Many of us weren’t around when the catchy 1922 “Yes we have no bananas” song rocketed to no. 1 on the pop charts.
The lyrics told the story of a fruit store ran by a Greek who said “yes” to every question, even a query about a hard to find tropical fruit.

“He tells you
“Yes, we have no bananas
We 
have-a no bananas today.
We’ve string
beans, and onions
Cabbageses, and scallions,
And all sorts of fruit and say
We have an
old fashioned to-mah-to
A Long Island 
po-tah-to
But yes, we have no bananas.
We have no bananas today.”

And so on. Bananas are one of the great staples of the fresh produce department and are reliably cheap. It seems I typically see conventional bananas priced at near 50 cents per pound in my Midwest neighborhood. 

The Packer recently covered Fresh Del Monte third quarter results, which were dimmed by what the company called one of the “industry’s worst oversupply of bananas in several years.”

Looking at banana prices in the Miami terminal market, the U.S. Department of Agriculture’s Market News Service reports that average prices for 40-pound cartons of Honduras bananas dropped from $16.25 per carton on Aug. 5 to $15 per carton on Aug. 12. In recent weeks, Miami terminal market prices for bananas have been stable at $14.50 per carton. That is still higher than average prices earlier this year, which sunk to $13.50 per carton in January.
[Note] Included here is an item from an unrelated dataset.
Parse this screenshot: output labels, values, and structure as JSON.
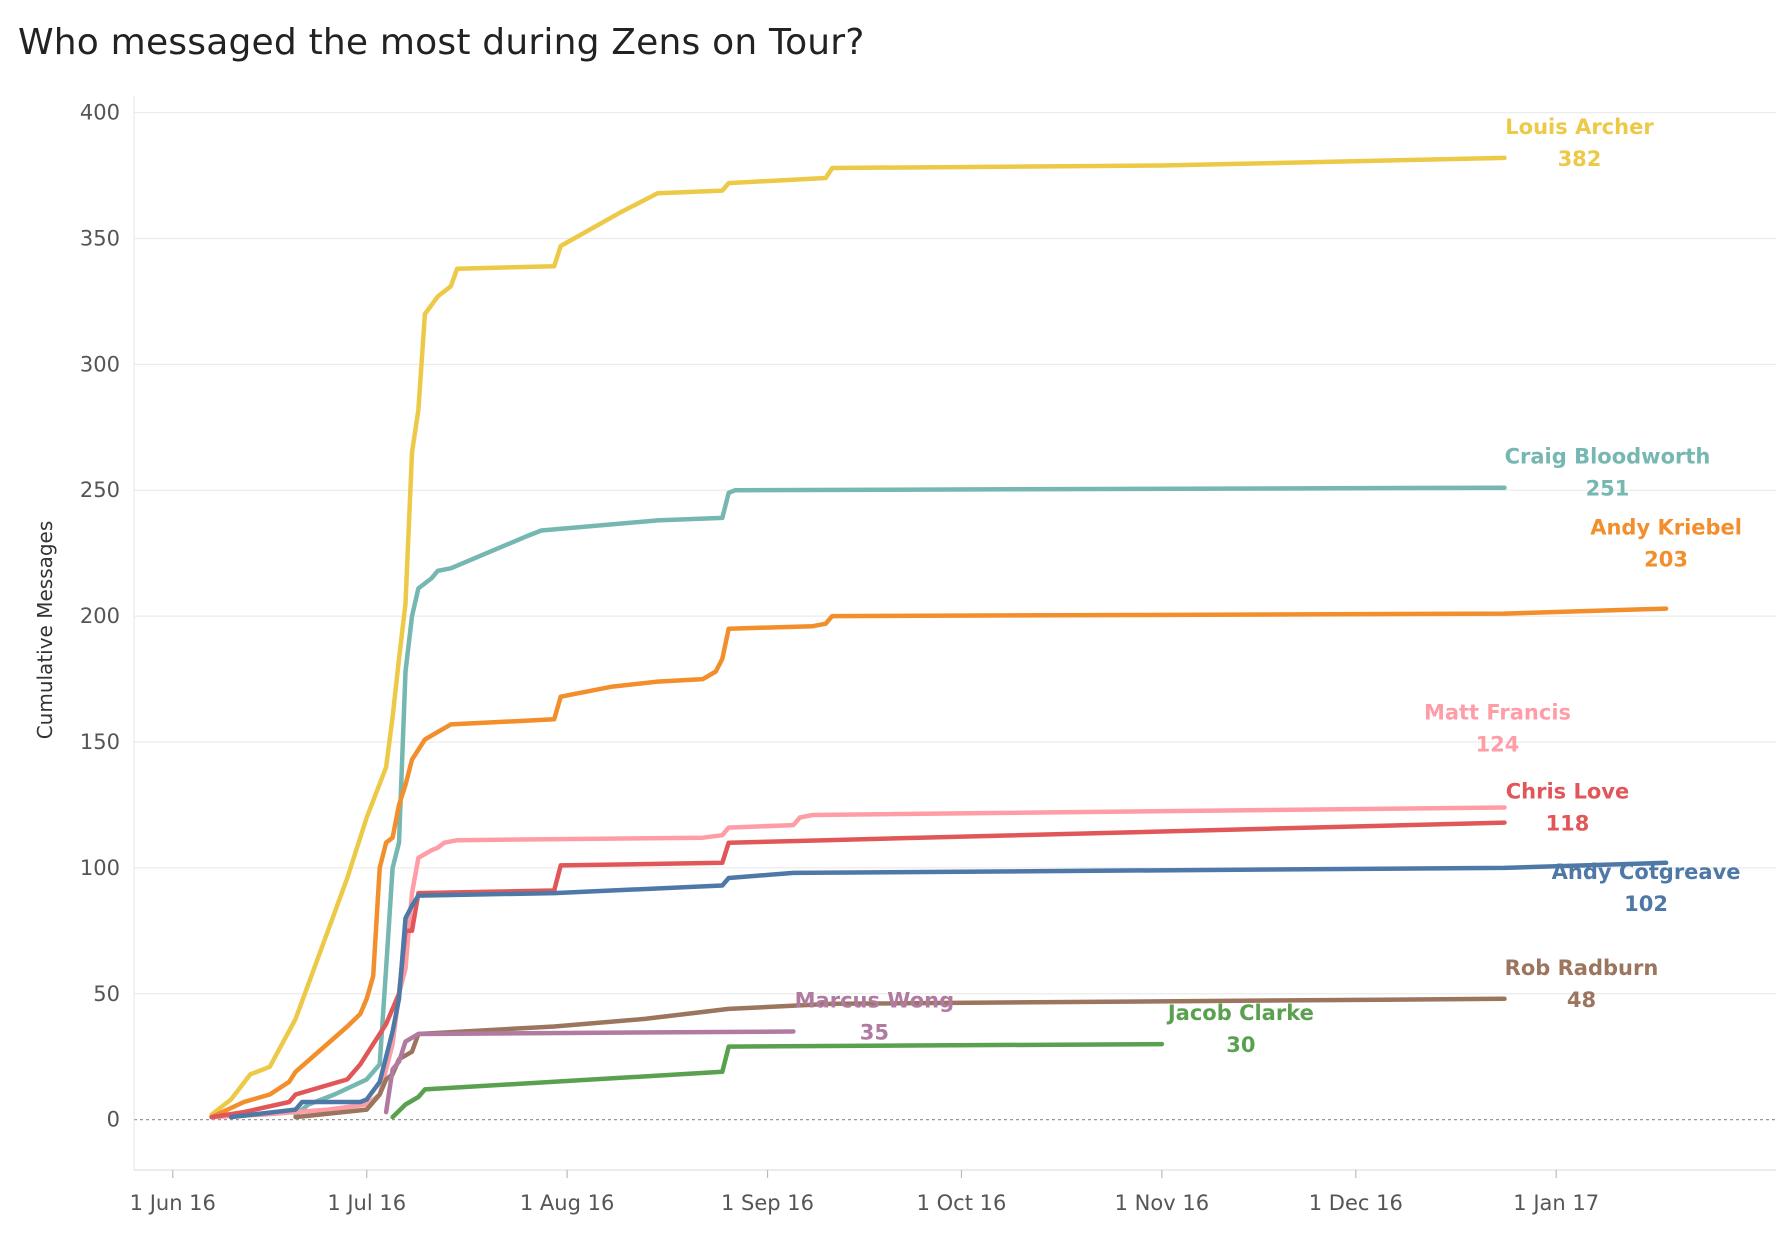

The USDA reported retail ad prices for bananas in the Midwest dipped as low as 18 cents per pound in late August.

U.S. per capita use of bananas is a whopping 27.55 pounds per person, nearly 10 pounds above apples and 20 pounds more than the per capita use of the surging avocado.

Though it seems the food industry swims in abundance and glut conditions, we are often reminded that feeding 9 billion people by 2050 will be a challenge.

We occasionally see press accounts that the cavendish banana - the banana variety we all eat - could be wiped out in the next few years because of the Black Sigatoka disease and the Foc Tropical Race 4, a strain of Panama disease.

So far, so good. In recent times consumers have not been stung by bananas shortages. That is a tribute to the efficiency and the expertise of Del Monte, Chiquita, Dole and others.

Yes, we have no banana shortage - and that’s a beautiful thing for consumers.